On conservative algebras of 2-dimensional Algebras
Hassan Oubba
TL;DR
This work analyzes conservative and terminal algebras in the 2‑dimensional setting, focusing on $\mathcal{W}(2)$, $\mathcal{W}_2$, and $\mathcal{S}_2$. It provides a complete description of $\tfrac{1}{2}$-derivations, showing they are always scalar multiplications, and proves that local and $2$-local $\tfrac{1}{2}$-derivations coincide with $\tfrac{1}{2}$-derivations across these algebras. The authors also show that all biderivations vanish: $BDer(\mathcal{W}(2))=BDer(\mathcal{W}_2)=BDer(\mathcal{S}_2)=\{0\}$, including both symmetric and skew-symmetric cases. These results clarify the derivation-like structure of low‑dimensional conservative/terminal algebras and contribute to the understanding of local and 2-local operator theory in nonassociative settings, with explicit descriptions tied to the algebras $\mathcal{W}(2)$, $\mathcal{W}_2$, and $\mathcal{S}_2$.
Abstract
In 1990 Kantor introduced the conservative algebra $\mathcal{W}(n)$ of all algebras (i.e. bilinear maps) on the $n$-dimensional vector space.

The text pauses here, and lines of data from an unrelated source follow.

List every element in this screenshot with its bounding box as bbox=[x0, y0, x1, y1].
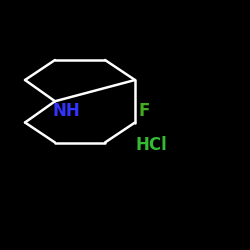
Text: F: F bbox=[138, 102, 149, 120]
Text: NH: NH bbox=[52, 102, 80, 120]
Text: HCl: HCl bbox=[136, 136, 167, 154]
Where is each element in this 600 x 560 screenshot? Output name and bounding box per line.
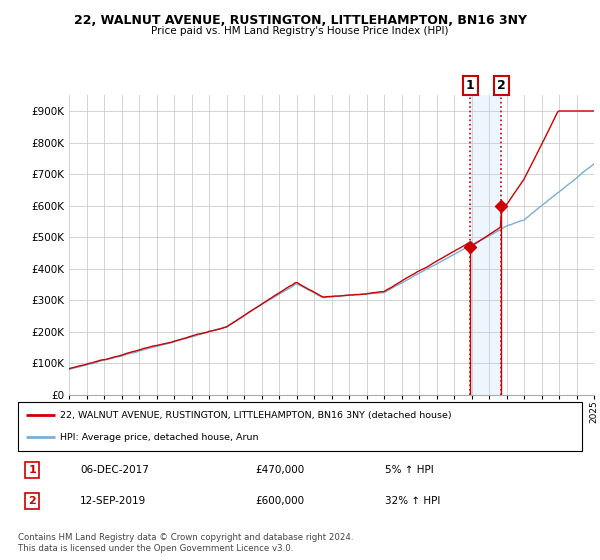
Text: 22, WALNUT AVENUE, RUSTINGTON, LITTLEHAMPTON, BN16 3NY (detached house): 22, WALNUT AVENUE, RUSTINGTON, LITTLEHAM…	[60, 411, 452, 420]
Text: 5% ↑ HPI: 5% ↑ HPI	[385, 465, 433, 475]
Text: 2: 2	[28, 496, 36, 506]
Text: Contains HM Land Registry data © Crown copyright and database right 2024.
This d: Contains HM Land Registry data © Crown c…	[18, 533, 353, 553]
Text: 32% ↑ HPI: 32% ↑ HPI	[385, 496, 440, 506]
Text: £470,000: £470,000	[255, 465, 304, 475]
Text: £600,000: £600,000	[255, 496, 304, 506]
Text: Price paid vs. HM Land Registry's House Price Index (HPI): Price paid vs. HM Land Registry's House …	[151, 26, 449, 36]
Text: 22, WALNUT AVENUE, RUSTINGTON, LITTLEHAMPTON, BN16 3NY: 22, WALNUT AVENUE, RUSTINGTON, LITTLEHAM…	[74, 14, 527, 27]
Bar	[470, 95, 501, 395]
Text: HPI: Average price, detached house, Arun: HPI: Average price, detached house, Arun	[60, 432, 259, 441]
Text: 1: 1	[28, 465, 36, 475]
Text: 1: 1	[466, 79, 475, 92]
Text: 2: 2	[497, 79, 506, 92]
Text: 12-SEP-2019: 12-SEP-2019	[80, 496, 146, 506]
Text: 06-DEC-2017: 06-DEC-2017	[80, 465, 149, 475]
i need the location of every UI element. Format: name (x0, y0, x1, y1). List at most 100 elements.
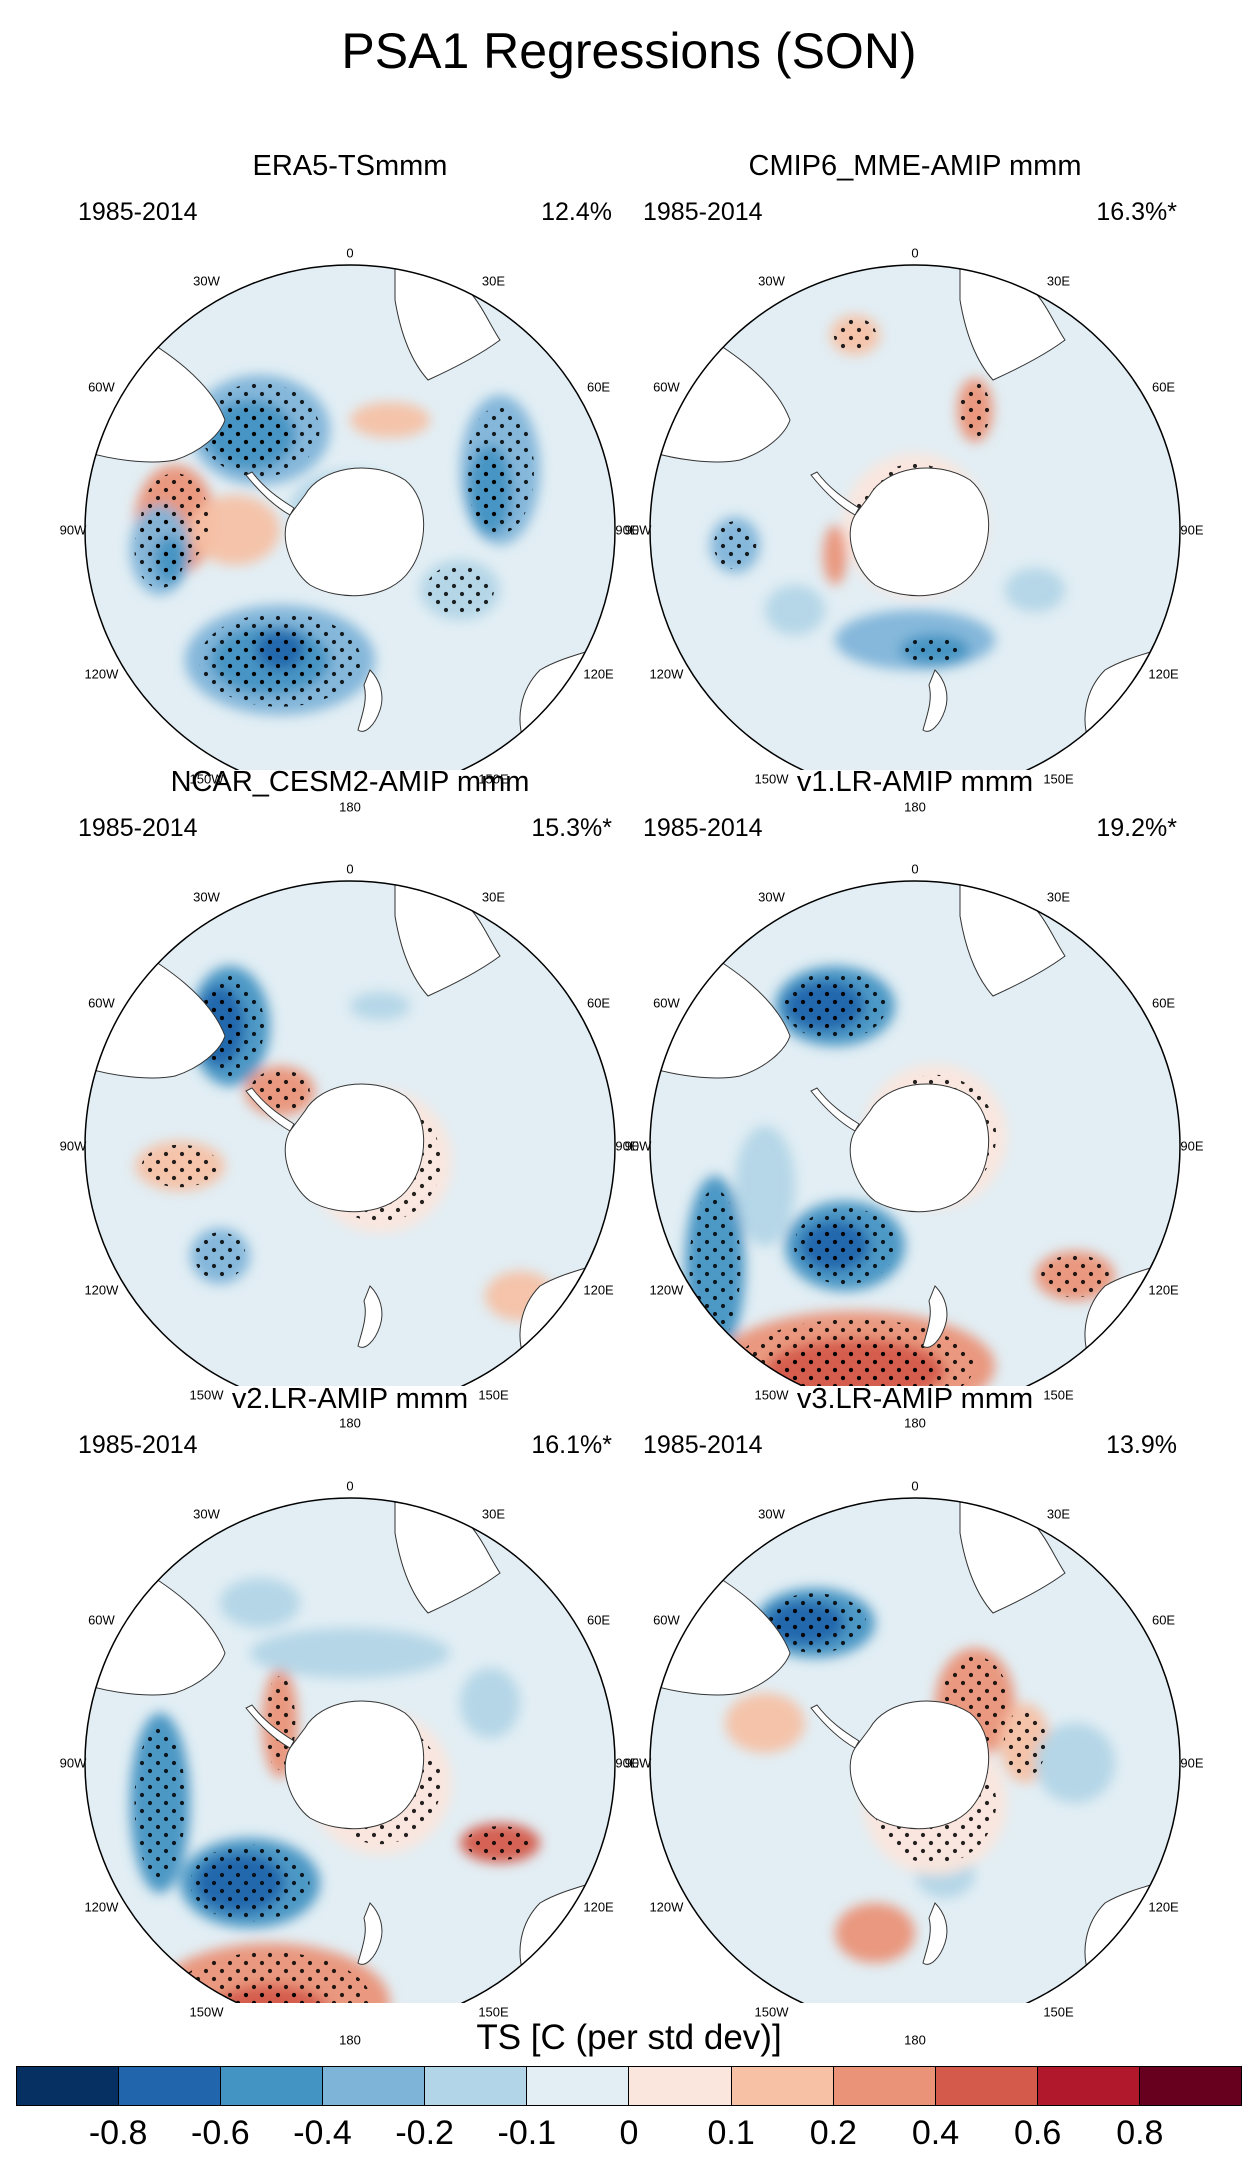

In case $n >1$ the algebra $\mathcal{W}(n)$ does not belong to well known classes of algebras (such as associative, Lie, Jordan, Leibniz algebras). We describe $\frac{1}{2}$derivations, local (resp. $2$-local) $\frac{1}{2}$-derivations and biderivations of $\mathcal{W}(2)$. We also study similar problems for the algebra $\mathcal{W}_2$ of all commutative algebras on the two-dimensional vector space and the algebra $\mathcal{S}_2$ of all commutative algebras with trace zero multiplication on the two-dimensional space.